The Student Government Association delivered their completed proposal to change the intervisitation policy to Interum Dean of Students Bruce Vieweg on Jan. 24.
SGA’s intervisitation committee has been working on the proposal since September. They have hosted weekly meetings to work on the proposal. Since the beginning of this semester, the main portion of their work has been editing the final draft.
The recently completed proposal is now in its final stages, which includes delivery to and review by a number of different campus officials and groups. After review by Vieweg and Director of Residence Life Jasi O’Connor, the Student Affairs Committee will look at the proposal. The committee, which includes Vieweg, consists of three students, three faculty members and three staff members.
Mark Besonen, sophomore representative to SGA, expressed his hopes for the proposal after the review process.
“I’m hoping they approve it in a timely matter,” Besonen said.
After the Student Affairs Committee reviews the proposal, there is the possibility that meetings between SGA and the administration will occur. The proposal will also be sent to the president for review.
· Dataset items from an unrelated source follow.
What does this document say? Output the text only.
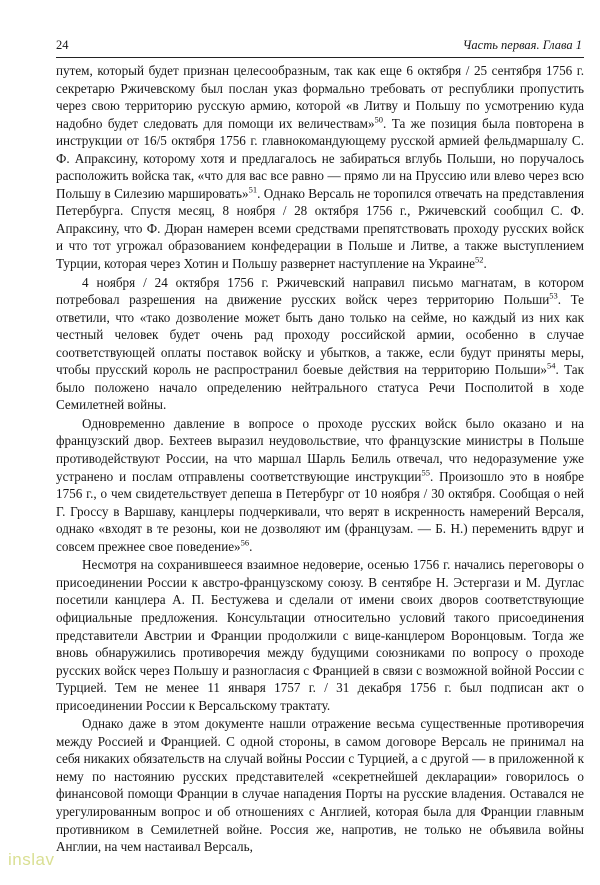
24	Часть первая. Глава 1

путем, который будет признан целесообразным, так как еще 6 октября / 25 сентября 1756 г. секретарю Ржичевскому был послан указ формально требовать от республики пропустить через свою территорию русскую армию, которой «в Литву и Польшу по усмотрению куда надобно будет следовать для помощи их величествам»$^{50}$. Та же позиция была повторена в инструкции от 16/5 октября 1756 г. главнокомандующему русской армией фельдмаршалу С. Ф. Апраксину, которому хотя и предлагалось не забираться вглубь Польши, но поручалось расположить войска так, «что для вас все равно — прямо ли на Пруссию или влево через всю Польшу в Силезию маршировать»$^{51}$. Однако Версаль не торопился отвечать на представления Петербурга. Спустя месяц, 8 ноября / 28 октября 1756 г., Ржичевский сообщил С. Ф. Апраксину, что Ф. Дюран намерен всеми средствами препятствовать проходу русских войск и что тот угрожал образованием конфедерации в Польше и Литве, а также выступлением Турции, которая через Хотин и Польшу развернет наступление на Украине$^{52}$.

4 ноября / 24 октября 1756 г. Ржичевский направил письмо магнатам, в котором потребовал разрешения на движение русских войск через территорию Польши$^{53}$. Те ответили, что «тако дозволение может быть дано только на сейме, но каждый из них как честный человек будет очень рад проходу российской армии, особенно в случае соответствующей оплаты поставок войску и убытков, а также, если будут приняты меры, чтобы прусский король не распространил боевые действия на территорию Польши»$^{54}$. Так было положено начало определению нейтрального статуса Речи Посполитой в ходе Семилетней войны.

Одновременно давление в вопросе о проходе русских войск было оказано и на французский двор. Бехтеев выразил неудовольствие, что французские министры в Польше противодействуют России, на что маршал Шарль Белиль отвечал, что недоразумение уже устранено и послам отправлены соответствующие инструкции$^{55}$. Произошло это в ноябре 1756 г., о чем свидетельствует депеша в Петербург от 10 ноября / 30 октября. Сообщая о ней Г. Гроссу в Варшаву, канцлеры подчеркивали, что верят в искренность намерений Версаля, однако «входят в те резоны, кои не дозволяют им (французам. — Б. Н.) переменить вдруг и совсем прежнее свое поведение»$^{56}$.

Несмотря на сохранившееся взаимное недоверие, осенью 1756 г. начались переговоры о присоединении России к австро-французскому союзу. В сентябре Н. Эстергази и М. Дуглас посетили канцлера А. П. Бестужева и сделали от имени своих дворов соответствующие официальные предложения. Консультации относительно условий такого присоединения представители Австрии и Франции продолжили с вице-канцлером Воронцовым. Тогда же вновь обнаружились противоречия между будущими союзниками по вопросу о проходе русских войск через Польшу и разногласия с Францией в связи с возможной войной России с Турцией. Тем не менее 11 января 1757 г. / 31 декабря 1756 г. был подписан акт о присоединении России к Версальскому трактату.

Однако даже в этом документе нашли отражение весьма существенные противоречия между Россией и Францией. С одной стороны, в самом договоре Версаль не принимал на себя никаких обязательств на случай войны России с Турцией, а с другой — в приложенной к нему по настоянию русских представителей «секретнейшей декларации» говорилось о финансовой помощи Франции в случае нападения Порты на русские владения. Оставался не урегулированным вопрос и об отношениях с Англией, которая была для Франции главным противником в Семилетней войне. Россия же, напротив, не только не объявила войны Англии, на чем настаивал Версаль,

inslav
SGA’s executive assistant Kate Engstrom gave her thoughts on the meetings to come.
“Hopefully they wouldn’t need to have extensive meetings before saying yes,” Engstrom said.
The final version of the proposal included the request to eliminate intervisitation restrictions all together. Engstrom stated that this wasn’t in the original draft because the committee was concerned it was too sudden to ask for complete removal of the policy.
“The entire committee had wanted to propose to get rid of intervis,” Engstrom said.
The decision to change perspectives came after the survey results were compiled. SGA’s intervisitation survey was conducted during fall semester and asked students a variety of questions about current intervisitation policy and possible changes that could be made.
“Students were widely in support of expanding hours,” Engstrom said.
This fact, in combination with a large participation rate of nearly 50 percent for the survey is what influenced the decision to ask for elimination of intervisitation policy. SGA President Tyler Dugger commented on the wide turn out.
“We had, really, an astounding response,” Dugger said.
He also commented that the survey completion rate was astonishing considering that many students live off campus.
The proposal also included a history of the intervisitation policy within Concordia, a survey of similar policies at sister institutions and the reasoning behind wanting to change the policy. Some of the issues brought up are equality, enforceability of the policy, roommate and floor-related privacy and comfort issues, gender issues and the desire for better student interactions.
Members of the committee spent many hours compiling and editing the proposal so that it would be polished for the final draft.
“I think the proposal is really well written and well thought out,” Besonen said.
Vieweg also commented on the quality of the proposal.
“I think it is very well done… very well written,” Vieweg said.
Dugger gave some final thoughts on intervisitation policy as the proposal proceeds forwards.
“I think that there’s the potential now to retire this issue,” Dugger said.
While the proposal is being reviewed, SGA will be busy with many other initiatives. These include campaigns for a new campus publication, reduction of energy use and a new award to recognize service to the student body.